I started going to individual therapy at the Carson Center with a therapist name David. I came in with Major Depressive Recurring Disorder, Borderline Personality Disorder and Anxiety with impulse control. I began the Dialectical Behavior Therapy (DBT) program that teaches skills to help regulate emotions to deal with intense feelings and to interact with others effectively. I learned to be honest with David and DBT group. We worked through situations together. We set goals. We fought. He made me angry. I definitely made him angry. There were a couple of times I wondered if when I came back, someone else would be sitting there instead of him, but he was always there. We made a relationship built on trust and respect.

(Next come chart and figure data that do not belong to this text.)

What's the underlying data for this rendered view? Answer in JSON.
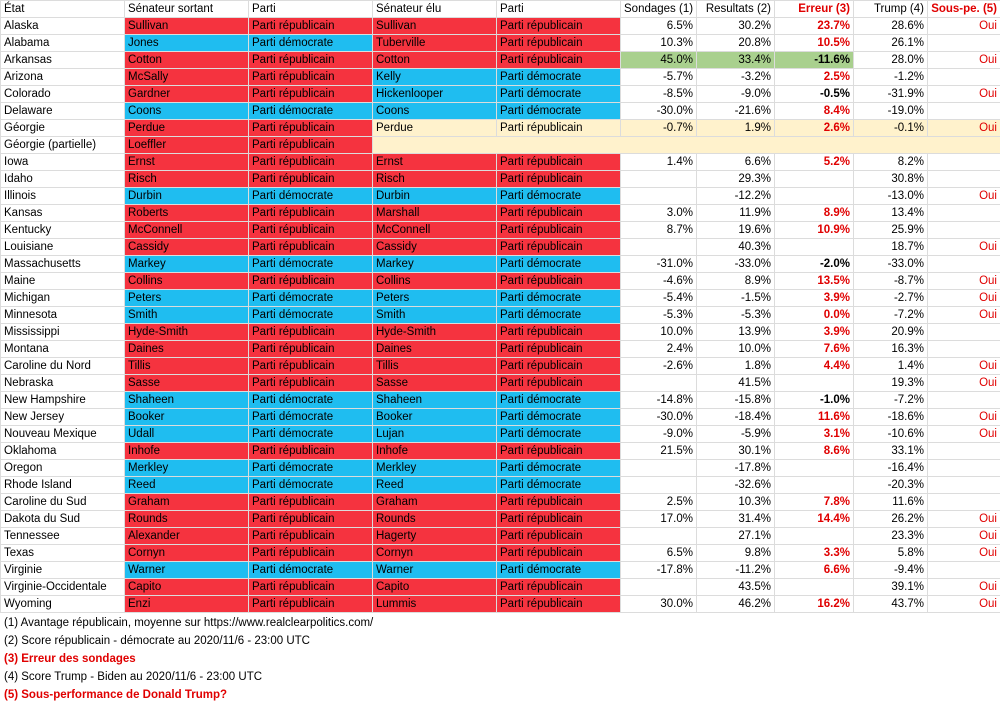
{
  "headers": [
    "État",
    "Sénateur sortant",
    "Parti",
    "Sénateur élu",
    "Parti",
    "Sondages (1)",
    "Resultats (2)",
    "Erreur (3)",
    "Trump (4)",
    "Sous-pe. (5)"
  ],
  "rows": [
    {
      "state": "Alaska",
      "out": "Sullivan",
      "out_party": "Parti républicain",
      "elect": "Sullivan",
      "elect_party": "Parti républicain",
      "poll": "6.5%",
      "result": "30.2%",
      "error": "23.7%",
      "trump": "28.6%",
      "under": "Oui",
      "out_color": "rep",
      "elect_color": "rep",
      "error_color": "red"
    },
    {
      "state": "Alabama",
      "out": "Jones",
      "out_party": "Parti démocrate",
      "elect": "Tuberville",
      "elect_party": "Parti républicain",
      "poll": "10.3%",
      "result": "20.8%",
      "error": "10.5%",
      "trump": "26.1%",
      "under": "",
      "out_color": "dem",
      "elect_color": "rep",
      "error_color": "red"
    },
    {
      "state": "Arkansas",
      "out": "Cotton",
      "out_party": "Parti républicain",
      "elect": "Cotton",
      "elect_party": "Parti républicain",
      "poll": "45.0%",
      "result": "33.4%",
      "error": "-11.6%",
      "trump": "28.0%",
      "under": "Oui",
      "out_color": "rep",
      "elect_color": "rep",
      "error_color": "black",
      "highlight": "green"
    },
    {
      "state": "Arizona",
      "out": "McSally",
      "out_party": "Parti républicain",
      "elect": "Kelly",
      "elect_party": "Parti démocrate",
      "poll": "-5.7%",
      "result": "-3.2%",
      "error": "2.5%",
      "trump": "-1.2%",
      "under": "",
      "out_color": "rep",
      "elect_color": "dem",
      "error_color": "red"
    },
    {
      "state": "Colorado",
      "out": "Gardner",
      "out_party": "Parti républicain",
      "elect": "Hickenlooper",
      "elect_party": "Parti démocrate",
      "poll": "-8.5%",
      "result": "-9.0%",
      "error": "-0.5%",
      "trump": "-31.9%",
      "under": "Oui",
      "out_color": "rep",
      "elect_color": "dem",
      "error_color": "black"
    },
    {
      "state": "Delaware",
      "out": "Coons",
      "out_party": "Parti démocrate",
      "elect": "Coons",
      "elect_party": "Parti démocrate",
      "poll": "-30.0%",
      "result": "-21.6%",
      "error": "8.4%",
      "trump": "-19.0%",
      "under": "",
      "out_color": "dem",
      "elect_color": "dem",
      "error_color": "red"
    },
    {
      "state": "Géorgie",
      "out": "Perdue",
      "out_party": "Parti républicain",
      "elect": "Perdue",
      "elect_party": "Parti républicain",
      "poll": "-0.7%",
      "result": "1.9%",
      "error": "2.6%",
      "trump": "-0.1%",
      "under": "Oui",
      "out_color": "rep",
      "elect_color": "pend",
      "error_color": "red"
    },
    {
      "state": "Géorgie (partielle)",
      "out": "Loeffler",
      "out_party": "Parti républicain",
      "elect": "",
      "elect_party": "",
      "poll": "",
      "result": "",
      "error": "",
      "trump": "",
      "under": "",
      "out_color": "rep",
      "elect_color": "pend",
      "error_color": "red",
      "span_pending": true
    },
    {
      "state": "Iowa",
      "out": "Ernst",
      "out_party": "Parti républicain",
      "elect": "Ernst",
      "elect_party": "Parti républicain",
      "poll": "1.4%",
      "result": "6.6%",
      "error": "5.2%",
      "trump": "8.2%",
      "under": "",
      "out_color": "rep",
      "elect_color": "rep",
      "error_color": "red"
    },
    {
      "state": "Idaho",
      "out": "Risch",
      "out_party": "Parti républicain",
      "elect": "Risch",
      "elect_party": "Parti républicain",
      "poll": "",
      "result": "29.3%",
      "error": "",
      "trump": "30.8%",
      "under": "",
      "out_color": "rep",
      "elect_color": "rep",
      "error_color": "red"
    },
    {
      "state": "Illinois",
      "out": "Durbin",
      "out_party": "Parti démocrate",
      "elect": "Durbin",
      "elect_party": "Parti démocrate",
      "poll": "",
      "result": "-12.2%",
      "error": "",
      "trump": "-13.0%",
      "under": "Oui",
      "out_color": "dem",
      "elect_color": "dem",
      "error_color": "red"
    },
    {
      "state": "Kansas",
      "out": "Roberts",
      "out_party": "Parti républicain",
      "elect": "Marshall",
      "elect_party": "Parti républicain",
      "poll": "3.0%",
      "result": "11.9%",
      "error": "8.9%",
      "trump": "13.4%",
      "under": "",
      "out_color": "rep",
      "elect_color": "rep",
      "error_color": "red"
    },
    {
      "state": "Kentucky",
      "out": "McConnell",
      "out_party": "Parti républicain",
      "elect": "McConnell",
      "elect_party": "Parti républicain",
      "poll": "8.7%",
      "result": "19.6%",
      "error": "10.9%",
      "trump": "25.9%",
      "under": "",
      "out_color": "rep",
      "elect_color": "rep",
      "error_color": "red"
    },
    {
      "state": "Louisiane",
      "out": "Cassidy",
      "out_party": "Parti républicain",
      "elect": "Cassidy",
      "elect_party": "Parti républicain",
      "poll": "",
      "result": "40.3%",
      "error": "",
      "trump": "18.7%",
      "under": "Oui",
      "out_color": "rep",
      "elect_color": "rep",
      "error_color": "red"
    },
    {
      "state": "Massachusetts",
      "out": "Markey",
      "out_party": "Parti démocrate",
      "elect": "Markey",
      "elect_party": "Parti démocrate",
      "poll": "-31.0%",
      "result": "-33.0%",
      "error": "-2.0%",
      "trump": "-33.0%",
      "under": "",
      "out_color": "dem",
      "elect_color": "dem",
      "error_color": "black"
    },
    {
      "state": "Maine",
      "out": "Collins",
      "out_party": "Parti républicain",
      "elect": "Collins",
      "elect_party": "Parti républicain",
      "poll": "-4.6%",
      "result": "8.9%",
      "error": "13.5%",
      "trump": "-8.7%",
      "under": "Oui",
      "out_color": "rep",
      "elect_color": "rep",
      "error_color": "red"
    },
    {
      "state": "Michigan",
      "out": "Peters",
      "out_party": "Parti démocrate",
      "elect": "Peters",
      "elect_party": "Parti démocrate",
      "poll": "-5.4%",
      "result": "-1.5%",
      "error": "3.9%",
      "trump": "-2.7%",
      "under": "Oui",
      "out_color": "dem",
      "elect_color": "dem",
      "error_color": "red"
    },
    {
      "state": "Minnesota",
      "out": "Smith",
      "out_party": "Parti démocrate",
      "elect": "Smith",
      "elect_party": "Parti démocrate",
      "poll": "-5.3%",
      "result": "-5.3%",
      "error": "0.0%",
      "trump": "-7.2%",
      "under": "Oui",
      "out_color": "dem",
      "elect_color": "dem",
      "error_color": "red"
    },
    {
      "state": "Mississippi",
      "out": "Hyde-Smith",
      "out_party": "Parti républicain",
      "elect": "Hyde-Smith",
      "elect_party": "Parti républicain",
      "poll": "10.0%",
      "result": "13.9%",
      "error": "3.9%",
      "trump": "20.9%",
      "under": "",
      "out_color": "rep",
      "elect_color": "rep",
      "error_color": "red"
    },
    {
      "state": "Montana",
      "out": "Daines",
      "out_party": "Parti républicain",
      "elect": "Daines",
      "elect_party": "Parti républicain",
      "poll": "2.4%",
      "result": "10.0%",
      "error": "7.6%",
      "trump": "16.3%",
      "under": "",
      "out_color": "rep",
      "elect_color": "rep",
      "error_color": "red"
    },
    {
      "state": "Caroline du Nord",
      "out": "Tillis",
      "out_party": "Parti républicain",
      "elect": "Tillis",
      "elect_party": "Parti républicain",
      "poll": "-2.6%",
      "result": "1.8%",
      "error": "4.4%",
      "trump": "1.4%",
      "under": "Oui",
      "out_color": "rep",
      "elect_color": "rep",
      "error_color": "red"
    },
    {
      "state": "Nebraska",
      "out": "Sasse",
      "out_party": "Parti républicain",
      "elect": "Sasse",
      "elect_party": "Parti républicain",
      "poll": "",
      "result": "41.5%",
      "error": "",
      "trump": "19.3%",
      "under": "Oui",
      "out_color": "rep",
      "elect_color": "rep",
      "error_color": "red"
    },
    {
      "state": "New Hampshire",
      "out": "Shaheen",
      "out_party": "Parti démocrate",
      "elect": "Shaheen",
      "elect_party": "Parti démocrate",
      "poll": "-14.8%",
      "result": "-15.8%",
      "error": "-1.0%",
      "trump": "-7.2%",
      "under": "",
      "out_color": "dem",
      "elect_color": "dem",
      "error_color": "black"
    },
    {
      "state": "New Jersey",
      "out": "Booker",
      "out_party": "Parti démocrate",
      "elect": "Booker",
      "elect_party": "Parti démocrate",
      "poll": "-30.0%",
      "result": "-18.4%",
      "error": "11.6%",
      "trump": "-18.6%",
      "under": "Oui",
      "out_color": "dem",
      "elect_color": "dem",
      "error_color": "red"
    },
    {
      "state": "Nouveau Mexique",
      "out": "Udall",
      "out_party": "Parti démocrate",
      "elect": "Lujan",
      "elect_party": "Parti démocrate",
      "poll": "-9.0%",
      "result": "-5.9%",
      "error": "3.1%",
      "trump": "-10.6%",
      "under": "Oui",
      "out_color": "dem",
      "elect_color": "dem",
      "error_color": "red"
    },
    {
      "state": "Oklahoma",
      "out": "Inhofe",
      "out_party": "Parti républicain",
      "elect": "Inhofe",
      "elect_party": "Parti républicain",
      "poll": "21.5%",
      "result": "30.1%",
      "error": "8.6%",
      "trump": "33.1%",
      "under": "",
      "out_color": "rep",
      "elect_color": "rep",
      "error_color": "red"
    },
    {
      "state": "Oregon",
      "out": "Merkley",
      "out_party": "Parti démocrate",
      "elect": "Merkley",
      "elect_party": "Parti démocrate",
      "poll": "",
      "result": "-17.8%",
      "error": "",
      "trump": "-16.4%",
      "under": "",
      "out_color": "dem",
      "elect_color": "dem",
      "error_color": "red"
    },
    {
      "state": "Rhode Island",
      "out": "Reed",
      "out_party": "Parti démocrate",
      "elect": "Reed",
      "elect_party": "Parti démocrate",
      "poll": "",
      "result": "-32.6%",
      "error": "",
      "trump": "-20.3%",
      "under": "",
      "out_color": "dem",
      "elect_color": "dem",
      "error_color": "red"
    },
    {
      "state": "Caroline du Sud",
      "out": "Graham",
      "out_party": "Parti républicain",
      "elect": "Graham",
      "elect_party": "Parti républicain",
      "poll": "2.5%",
      "result": "10.3%",
      "error": "7.8%",
      "trump": "11.6%",
      "under": "",
      "out_color": "rep",
      "elect_color": "rep",
      "error_color": "red"
    },
    {
      "state": "Dakota du Sud",
      "out": "Rounds",
      "out_party": "Parti républicain",
      "elect": "Rounds",
      "elect_party": "Parti républicain",
      "poll": "17.0%",
      "result": "31.4%",
      "error": "14.4%",
      "trump": "26.2%",
      "under": "Oui",
      "out_color": "rep",
      "elect_color": "rep",
      "error_color": "red"
    },
    {
      "state": "Tennessee",
      "out": "Alexander",
      "out_party": "Parti républicain",
      "elect": "Hagerty",
      "elect_party": "Parti républicain",
      "poll": "",
      "result": "27.1%",
      "error": "",
      "trump": "23.3%",
      "under": "Oui",
      "out_color": "rep",
      "elect_color": "rep",
      "error_color": "red"
    },
    {
      "state": "Texas",
      "out": "Cornyn",
      "out_party": "Parti républicain",
      "elect": "Cornyn",
      "elect_party": "Parti républicain",
      "poll": "6.5%",
      "result": "9.8%",
      "error": "3.3%",
      "trump": "5.8%",
      "under": "Oui",
      "out_color": "rep",
      "elect_color": "rep",
      "error_color": "red"
    },
    {
      "state": "Virginie",
      "out": "Warner",
      "out_party": "Parti démocrate",
      "elect": "Warner",
      "elect_party": "Parti démocrate",
      "poll": "-17.8%",
      "result": "-11.2%",
      "error": "6.6%",
      "trump": "-9.4%",
      "under": "",
      "out_color": "dem",
      "elect_color": "dem",
      "error_color": "red"
    },
    {
      "state": "Virginie-Occidentale",
      "out": "Capito",
      "out_party": "Parti républicain",
      "elect": "Capito",
      "elect_party": "Parti républicain",
      "poll": "",
      "result": "43.5%",
      "error": "",
      "trump": "39.1%",
      "under": "Oui",
      "out_color": "rep",
      "elect_color": "rep",
      "error_color": "red"
    },
    {
      "state": "Wyoming",
      "out": "Enzi",
      "out_party": "Parti républicain",
      "elect": "Lummis",
      "elect_party": "Parti républicain",
      "poll": "30.0%",
      "result": "46.2%",
      "error": "16.2%",
      "trump": "43.7%",
      "under": "Oui",
      "out_color": "rep",
      "elect_color": "rep",
      "error_color": "red"
    }
  ],
  "notes": [
    {
      "text": "(1) Avantage républicain, moyenne sur https://www.realclearpolitics.com/",
      "emphasis": false
    },
    {
      "text": "(2) Score républicain - démocrate au 2020/11/6 - 23:00 UTC",
      "emphasis": false
    },
    {
      "text": "(3) Erreur des sondages",
      "emphasis": true
    },
    {
      "text": "(4) Score Trump - Biden au 2020/11/6 - 23:00 UTC",
      "emphasis": false
    },
    {
      "text": "(5) Sous-performance de Donald Trump?",
      "emphasis": true
    }
  ],
  "colors": {
    "republican": "#f5333f",
    "democrat": "#1fbdf0",
    "pending": "#fff2cc",
    "highlight": "#a9d08e",
    "emphasis": "#e00000"
  }
}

I could feel that I was getting better, but I still didn’t’ have energy to do much. I told my Carson psychiatrist that I was feeling less depressed but that I thought the meds were making me too lethargic. So we made a shift with them and that made all the difference. I had more energy, it was easier to lose more weight, I even went back to school. I finally became abstinent in my 12-step program. Overeaters Anonymous. OA is a program for people who want to stop using food to hurt themselves. So far, I’ve lost over 200 pounds.
When I first started at the Carson Center I wanted my therapist to wave his magic wand and to make me better. I was angry HE wasn’t working hard enough to fix me. But I am the one who has to do the work. I need to go the meetings and do the worksheets and follow the plans and get honest.
Now I only have Minor Depression. Not only do I have hope I’m here to give it: A diagnoses is not a life sentence. You know how it can be on a fall day, right after a quick rainstorm, when you are looking real hard of the rainbow on the horizon, looking all around and suddenly there is the rainbow? Hope is like that. Keep working, keep looking and there it will be for you. You don’t have to do this alone In fact we can’t really do it alone. Come on over — we’re right here for you.